In uncomfortable scenes just hours after the atrocity, a so-called pro-Palestine march took place outside Downing Street, with protesters brandishing anti-Israel slogans, and one person taking part saying she "doesn't give a f*** about the Jewish community". Despite fears of more attacks on Jews in Britain, more Palestine marches are expected to take place this weekend in London.
"We've moved into a much more dangerous phase, which is the endorsement of antisemitism, top down if you will, that actually fuels the murderous events, including yesterday's, in the name of 'justice'," told the Daily Express.
"The fact there was a protest allowed, not just to issue and utter the heinous verbiage following the murderous attack on Thursday morning, but that there would be an allowance of such protests under some sort of guise of free speech, if you had actually put that through the test of any other target of hate, it wouldn't be considered free speech, not in the UK or anywhere.
"It would be considered what it is, hate speech, fighting words, incitement to violence and violence itself.

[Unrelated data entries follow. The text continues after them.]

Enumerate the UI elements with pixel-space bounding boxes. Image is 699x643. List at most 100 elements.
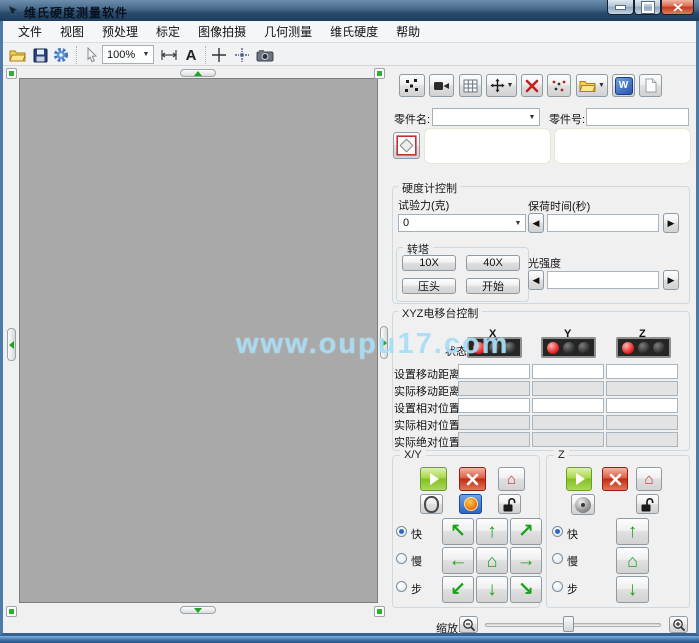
xy-home-button[interactable]: ⌂ [498,467,525,491]
menu-calibration[interactable]: 标定 [147,20,189,43]
dock-handle-bottom-left[interactable] [6,606,17,617]
play-icon [430,473,439,485]
xy-jog-up-right-button[interactable]: ↗ [510,518,542,545]
capture-camera-button[interactable] [255,45,275,65]
zoom-in-button[interactable] [669,616,688,633]
z-home-button[interactable]: ⌂ [636,467,662,491]
minimize-button[interactable] [607,0,634,15]
part-name-combobox[interactable]: ▼ [432,108,540,126]
export-word-button[interactable]: W [612,74,635,97]
text-annotation-button[interactable]: A [183,45,199,65]
dock-handle-top-left[interactable] [6,68,17,79]
light-decrease-button[interactable]: ◀ [528,270,544,290]
xy-emergency-stop-button[interactable] [459,494,482,514]
crosshair-button[interactable] [210,45,228,65]
light-increase-button[interactable]: ▶ [663,270,679,290]
save-button[interactable] [31,45,49,65]
zoom-out-button[interactable] [459,616,478,633]
z-group-title: Z [554,449,569,461]
menu-geometry-measure[interactable]: 几何测量 [255,20,321,43]
menu-vickers-hardness[interactable]: 维氏硬度 [321,20,387,43]
xy-jog-up-button[interactable]: ↑ [476,518,508,545]
move-stage-button[interactable]: ▼ [486,74,517,97]
z-stop-button[interactable] [602,467,628,491]
menu-file[interactable]: 文件 [9,20,51,43]
z-jog-down-button[interactable]: ↓ [616,576,649,603]
hold-time-increase-button[interactable]: ▶ [663,213,679,233]
hold-time-decrease-button[interactable]: ◀ [528,213,544,233]
maximize-button[interactable] [634,0,661,15]
diamond-indent-icon [396,135,417,156]
word-icon: W [615,77,633,95]
center-stage-button[interactable] [233,45,251,65]
xy-jog-down-button[interactable]: ↓ [476,576,508,603]
title-bar[interactable]: 维氏硬度测量软件 [0,0,699,21]
light-intensity-input[interactable] [547,271,659,289]
indenter-button[interactable]: 压头 [402,278,456,294]
xy-jog-right-button[interactable]: → [510,547,542,574]
collapse-bottom-button[interactable] [180,606,216,614]
dark-light-icon [563,342,575,354]
dock-handle-top-right[interactable] [374,68,385,79]
objective-40x-button[interactable]: 40X [466,255,520,271]
set-relative-position-z-input[interactable] [606,398,678,413]
set-move-distance-y-input[interactable] [532,364,604,379]
close-button[interactable] [661,0,694,15]
z-jog-home-button[interactable]: ⌂ [616,547,649,574]
dark-light-icon [638,342,650,354]
xy-speed-slow-radio[interactable] [396,553,407,564]
z-unlock-button[interactable] [636,494,659,514]
test-force-combobox[interactable]: 0 ▼ [398,214,526,232]
xy-unlock-button[interactable] [498,494,521,514]
xy-jog-down-left-button[interactable]: ↙ [442,576,474,603]
scatter-points-button[interactable] [547,74,571,97]
collapse-left-button[interactable] [7,328,16,361]
image-view-area[interactable] [19,78,378,603]
measure-ruler-button[interactable] [159,45,179,65]
menu-image-capture[interactable]: 图像拍摄 [189,20,255,43]
menu-view[interactable]: 视图 [51,20,93,43]
xy-jog-down-right-button[interactable]: ↘ [510,576,542,603]
delete-button[interactable] [521,74,543,97]
settings-button[interactable] [52,45,70,65]
zoom-slider-thumb[interactable] [563,616,574,632]
collapse-top-button[interactable] [180,69,216,77]
new-document-button[interactable] [639,74,662,97]
z-speed-slow-radio[interactable] [552,553,563,564]
video-capture-button[interactable] [429,74,454,97]
menu-help[interactable]: 帮助 [387,20,429,43]
xy-speed-step-radio[interactable] [396,581,407,592]
z-run-button[interactable] [566,467,592,491]
xy-speed-fast-radio[interactable] [396,526,407,537]
z-jog-up-button[interactable]: ↑ [616,518,649,545]
z-disc-button[interactable] [571,494,595,515]
objective-10x-button[interactable]: 10X [402,255,456,271]
row-label-set-move-distance: 设置移动距离 [394,366,460,382]
set-relative-position-x-input[interactable] [458,398,530,413]
open-report-button[interactable]: ▼ [576,74,608,97]
dock-handle-bottom-right[interactable] [374,606,385,617]
xy-run-button[interactable] [420,467,447,491]
set-move-distance-x-input[interactable] [458,364,530,379]
select-cursor-button[interactable] [83,45,99,65]
menu-preprocess[interactable]: 预处理 [93,20,147,43]
start-button[interactable]: 开始 [466,278,520,294]
xy-joystick-button[interactable] [420,494,443,514]
set-move-distance-z-input[interactable] [606,364,678,379]
test-force-label: 试验力(克) [398,197,449,213]
grid-view-button[interactable] [459,74,482,97]
part-number-input[interactable] [586,108,689,126]
xy-stop-button[interactable] [459,467,486,491]
indent-measure-button[interactable] [393,132,420,159]
set-relative-position-y-input[interactable] [532,398,604,413]
pattern-points-button[interactable] [399,74,425,97]
zoom-level-combobox[interactable]: 100% ▼ [102,45,154,64]
hold-time-input[interactable] [547,214,659,232]
z-speed-step-radio[interactable] [552,581,563,592]
panel-splitter-button[interactable] [380,326,388,359]
xy-jog-home-button[interactable]: ⌂ [476,547,508,574]
open-file-button[interactable] [8,45,28,65]
xy-jog-left-button[interactable]: ← [442,547,474,574]
xy-jog-up-left-button[interactable]: ↖ [442,518,474,545]
z-speed-fast-radio[interactable] [552,526,563,537]
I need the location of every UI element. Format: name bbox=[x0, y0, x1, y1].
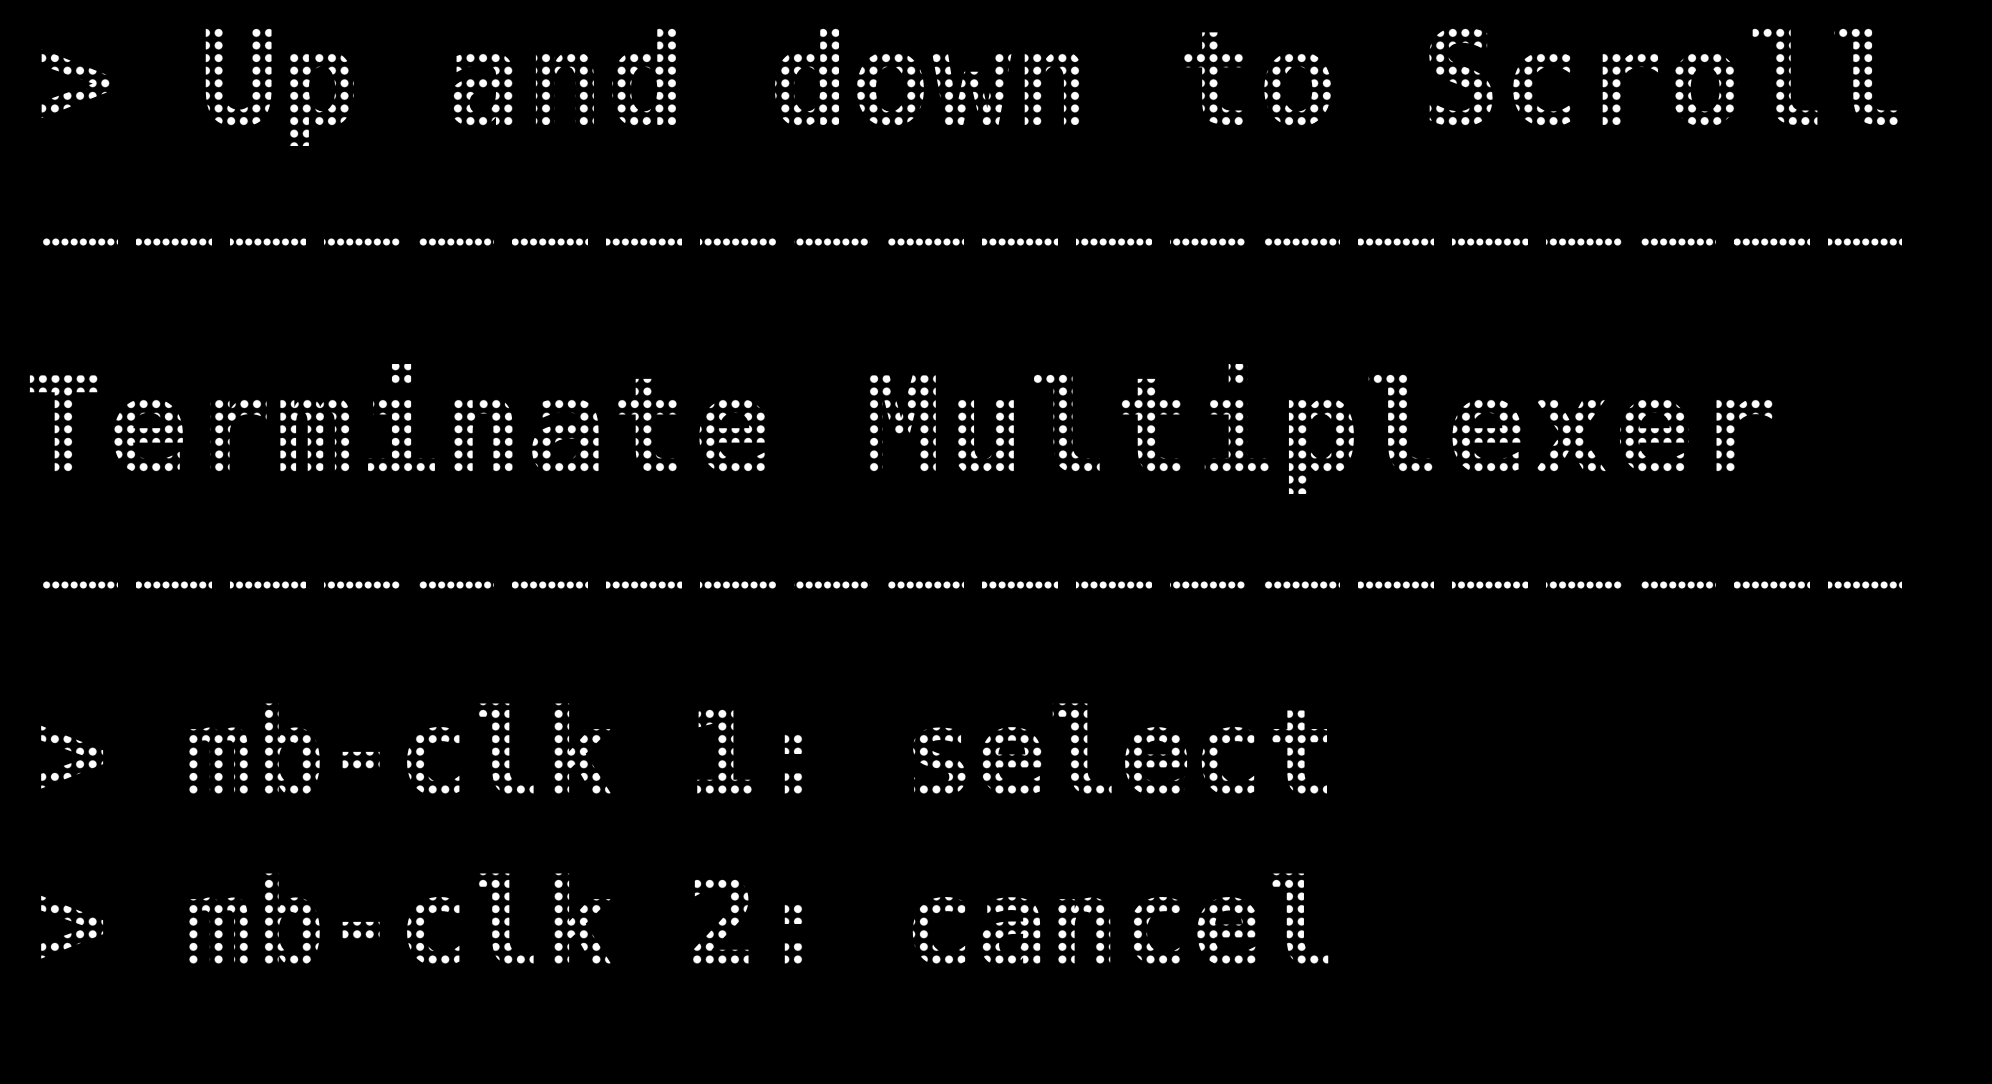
option-select-hint: > mb-clk 1: select bbox=[36, 685, 1337, 824]
scroll-hint: > Up and down to Scroll bbox=[36, 3, 1910, 157]
popup-menu: > Up and down to Scroll Terminate Multip… bbox=[0, 0, 1992, 1084]
separator-top bbox=[42, 237, 1902, 247]
option-cancel-hint: > mb-clk 2: cancel bbox=[36, 855, 1337, 994]
menu-title[interactable]: Terminate Multiplexer bbox=[24, 360, 1781, 494]
separator-bottom bbox=[42, 580, 1902, 590]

"And yet, we have seen this double-standard, including in the UK, in permitting protests of that kind in the wake of, or in response to the murder of Jews. There is this sense that it is open season... when you ask me are Jews safe anywhere? It will be the question for the UK to decide, are Jews safe here?"
Ms Cotler-Wunsh added there was a "global normalisation of antisemitism" and said it was no coincidence the murder of Jews happened just days after Sir Keir Starmer announced Britain would recognise a Palestinian state in a move that was "congratulated and supported by Hamas as the fruits of October 7".

In Israel there had been a 25-hour shut down for Yom Kippur on Thursday, as on sabbath when many refrain from use of electricity, so Ms Cotler-Wunsh said for many Jews in Israel and around the world the news of the murders was the first thing they saw on their phones as they plugged back in.
She said: "It was devastating to see, it was heart-breaking, as we ushered out Yom Kippur, the holiest day in the Jewish calendar.
"Understanding, in the words of the late Rabbi Sacks, formerly the Chief Rabbi of the UK, that antisemitism is the most reliable sign of a major threat to humanity and freedom, and the dignity of difference, opening up our phones to the devastating news of two human beings mowed down, for the sin if you will, of praying in a house of worship, targeted for their identity, was devastating.
"And knowing there is this allowance, a permission to kill, if you come under the guise of what is now known as pro-Palestinian... and I say, over-and-over again, there is nothing pro-Palestinian about the protests that line the streets, including on Thursday in the wake of the murders.
"If you were pro-Palestinian you would be shouting in the streets to free Gaza from Hamas, to free Lebanon from Hezbollah, to free Yemen from the Houthis and to free the people of Iran from the criminal Islamic regime there... there is nothing 'pro' about these protests, it is just anti-democracy, anti-human rights, anti-West and antisemitism.
"In that sense it was heart-breaking to open up our phones and reconnect with the world after 25 hours of turning off to discover that on the holiest day of the year, Jews were murdered for practicing our faith in the UK, in 2025, in the aftermath of two years of a raging existential war right here in the state of Israel on seven fronts, with this being what I call the eighth front, with Zionism being called racism, with Israel being called an apartheid state, with the most Orwellian hijacking, redefinition, inversion of the term genocide to accuse the Jew among nations of the very crime that is perpetrated against it with intent to annihilate the state of Israel and destroy the Jewish people."